Rhythm games dominated our childhood, though they left one thing to be desired. The music selection was often disappointing. By applying modern-day technology to this problem, we are increasing the possibilities of gaming to offer a truly customised experience.
What it does
MPb3ats takes an MP3 file as input, and creates a customised level for it's accompanying rhythm game. Using various mathematical techniques, accuracy is ensured and leads to an exciting gaming experience.
How we built it
Given the complex/abstract nature of the problem at hand, Python was the immediate choice for the scientifically complex back end of it. For the front end, we decided to use Ubisoft's game engine. We attempted to fulfilled the requirements for Ubisoft's API challenge.

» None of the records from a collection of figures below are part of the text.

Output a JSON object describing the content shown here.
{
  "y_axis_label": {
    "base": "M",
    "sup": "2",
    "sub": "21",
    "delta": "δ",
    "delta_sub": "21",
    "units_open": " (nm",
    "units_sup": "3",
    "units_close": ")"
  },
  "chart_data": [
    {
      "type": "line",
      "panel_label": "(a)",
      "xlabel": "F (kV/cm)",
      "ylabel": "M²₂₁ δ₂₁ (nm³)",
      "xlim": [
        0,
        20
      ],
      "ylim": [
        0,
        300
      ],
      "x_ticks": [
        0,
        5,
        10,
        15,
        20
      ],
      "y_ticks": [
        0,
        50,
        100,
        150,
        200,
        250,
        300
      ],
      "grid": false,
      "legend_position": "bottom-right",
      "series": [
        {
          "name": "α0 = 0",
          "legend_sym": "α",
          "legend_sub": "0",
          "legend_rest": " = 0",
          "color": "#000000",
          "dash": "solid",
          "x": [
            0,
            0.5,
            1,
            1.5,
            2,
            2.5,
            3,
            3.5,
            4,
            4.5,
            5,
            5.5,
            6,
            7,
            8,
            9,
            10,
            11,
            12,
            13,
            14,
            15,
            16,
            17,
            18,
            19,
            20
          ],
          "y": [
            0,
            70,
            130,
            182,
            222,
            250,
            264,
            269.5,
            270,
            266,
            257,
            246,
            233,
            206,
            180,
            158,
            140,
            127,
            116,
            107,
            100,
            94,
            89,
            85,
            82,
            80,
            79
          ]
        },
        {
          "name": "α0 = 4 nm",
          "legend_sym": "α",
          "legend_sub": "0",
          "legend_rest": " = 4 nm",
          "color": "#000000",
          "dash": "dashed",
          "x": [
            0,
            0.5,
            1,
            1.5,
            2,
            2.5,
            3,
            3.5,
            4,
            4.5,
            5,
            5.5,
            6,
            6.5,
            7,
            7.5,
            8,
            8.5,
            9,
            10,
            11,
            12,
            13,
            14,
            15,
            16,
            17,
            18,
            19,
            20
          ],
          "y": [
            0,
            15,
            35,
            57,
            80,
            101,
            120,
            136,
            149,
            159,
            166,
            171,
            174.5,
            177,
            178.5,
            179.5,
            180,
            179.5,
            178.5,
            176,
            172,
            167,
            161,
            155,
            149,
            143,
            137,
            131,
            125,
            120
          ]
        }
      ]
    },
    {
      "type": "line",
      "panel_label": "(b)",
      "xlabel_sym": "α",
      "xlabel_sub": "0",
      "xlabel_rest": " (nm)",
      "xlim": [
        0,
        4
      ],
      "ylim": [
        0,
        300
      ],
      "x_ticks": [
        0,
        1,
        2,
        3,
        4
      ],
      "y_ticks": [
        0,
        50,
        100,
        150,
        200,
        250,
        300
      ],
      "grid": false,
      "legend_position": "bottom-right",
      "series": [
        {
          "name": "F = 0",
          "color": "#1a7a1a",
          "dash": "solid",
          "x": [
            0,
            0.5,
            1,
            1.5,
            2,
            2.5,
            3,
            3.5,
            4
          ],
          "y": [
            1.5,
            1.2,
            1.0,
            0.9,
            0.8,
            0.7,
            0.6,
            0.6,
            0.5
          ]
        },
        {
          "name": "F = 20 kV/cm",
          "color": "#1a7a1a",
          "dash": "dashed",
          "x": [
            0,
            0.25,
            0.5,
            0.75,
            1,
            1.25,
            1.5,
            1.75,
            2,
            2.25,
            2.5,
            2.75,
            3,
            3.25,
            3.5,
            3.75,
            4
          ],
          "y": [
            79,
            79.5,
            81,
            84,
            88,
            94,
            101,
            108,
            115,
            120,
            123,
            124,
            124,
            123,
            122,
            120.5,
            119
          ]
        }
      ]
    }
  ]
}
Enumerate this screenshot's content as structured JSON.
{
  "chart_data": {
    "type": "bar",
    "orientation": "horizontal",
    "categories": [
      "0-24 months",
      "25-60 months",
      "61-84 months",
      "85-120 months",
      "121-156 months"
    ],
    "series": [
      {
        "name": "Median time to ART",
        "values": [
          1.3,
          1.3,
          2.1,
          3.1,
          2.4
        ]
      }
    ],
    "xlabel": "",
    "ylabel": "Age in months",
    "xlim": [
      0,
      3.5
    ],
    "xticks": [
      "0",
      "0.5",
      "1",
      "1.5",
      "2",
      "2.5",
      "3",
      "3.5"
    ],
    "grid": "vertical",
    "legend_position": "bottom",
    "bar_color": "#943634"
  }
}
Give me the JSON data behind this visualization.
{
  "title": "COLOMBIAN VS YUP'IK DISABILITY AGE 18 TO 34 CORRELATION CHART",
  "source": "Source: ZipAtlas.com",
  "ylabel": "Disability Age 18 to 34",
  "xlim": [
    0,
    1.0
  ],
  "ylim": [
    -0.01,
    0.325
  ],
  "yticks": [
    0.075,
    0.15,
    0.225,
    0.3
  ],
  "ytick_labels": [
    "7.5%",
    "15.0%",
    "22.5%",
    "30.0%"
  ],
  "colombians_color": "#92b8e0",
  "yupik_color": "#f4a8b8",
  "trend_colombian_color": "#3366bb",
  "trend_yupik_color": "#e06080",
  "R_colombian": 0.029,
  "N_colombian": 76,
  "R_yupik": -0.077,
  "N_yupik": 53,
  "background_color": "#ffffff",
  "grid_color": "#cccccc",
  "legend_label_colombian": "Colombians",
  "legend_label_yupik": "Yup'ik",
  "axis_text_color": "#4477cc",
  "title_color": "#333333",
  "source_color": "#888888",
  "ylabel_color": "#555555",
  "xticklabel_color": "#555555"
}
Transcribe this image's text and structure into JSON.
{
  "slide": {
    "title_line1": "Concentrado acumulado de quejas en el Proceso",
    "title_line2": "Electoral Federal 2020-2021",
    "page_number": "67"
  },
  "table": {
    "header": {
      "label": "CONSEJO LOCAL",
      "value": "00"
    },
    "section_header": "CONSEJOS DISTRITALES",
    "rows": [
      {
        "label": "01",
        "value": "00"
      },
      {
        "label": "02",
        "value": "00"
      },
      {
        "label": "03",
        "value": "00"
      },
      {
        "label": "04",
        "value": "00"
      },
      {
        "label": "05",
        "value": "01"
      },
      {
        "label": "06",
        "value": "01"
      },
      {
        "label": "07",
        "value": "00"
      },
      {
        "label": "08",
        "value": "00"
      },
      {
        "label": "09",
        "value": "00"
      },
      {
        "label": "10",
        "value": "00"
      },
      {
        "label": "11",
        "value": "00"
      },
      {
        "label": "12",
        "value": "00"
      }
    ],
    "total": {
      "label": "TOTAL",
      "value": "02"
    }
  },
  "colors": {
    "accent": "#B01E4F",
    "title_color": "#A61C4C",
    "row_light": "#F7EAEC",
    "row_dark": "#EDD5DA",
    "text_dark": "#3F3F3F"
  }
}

The back end went though multiple various versions until we finally settled on the current one. We had previously attempted beat detection with machine learning, but found that there was a simpler, more mathematical definition of a "beat" that can be taken advantage of.
Challenges we ran into
When training a machine learning model, the data would have to be created ourselves. We would take a waveform and write down the timestamp of each and every beat in the song. Of course, we never ended up using this model, but the work was exhausting nonetheless.
One particular challenge that we ran into came from one of our developers working on Linux, and the other working on Windows. Usually, writing C++ code for both these platforms doesn't yield any issues, however when working with sockets and networking, problems can (and will) arise! Definitely a valuable lesson that we won't forget in the future!
Accomplishments that we're proud of
We're proud of the fact that we were able to get back to basic and solve a problem mathematically rather than using machine learning. Sometimes it seems like throwing machine learning at a problem will solve it, however there may be better solutions that exist and should be used and we feel that we have the better solution for our problem.
What we learned
We learned many things over these 36 hours, as you should as a hackathon! What first comes to mind is that often, no matter how hard you try, it is extremely tedious to write C++ code that will be compatible between Linux and Windows systems. Another, more philosophical lesson that we came out of this with, is one that allows us to appreciate "low-tech" solutions to modern day problems. Being able to develop a clear algorithm as opposed to using machine learning can help save time, processing power, and accuracy.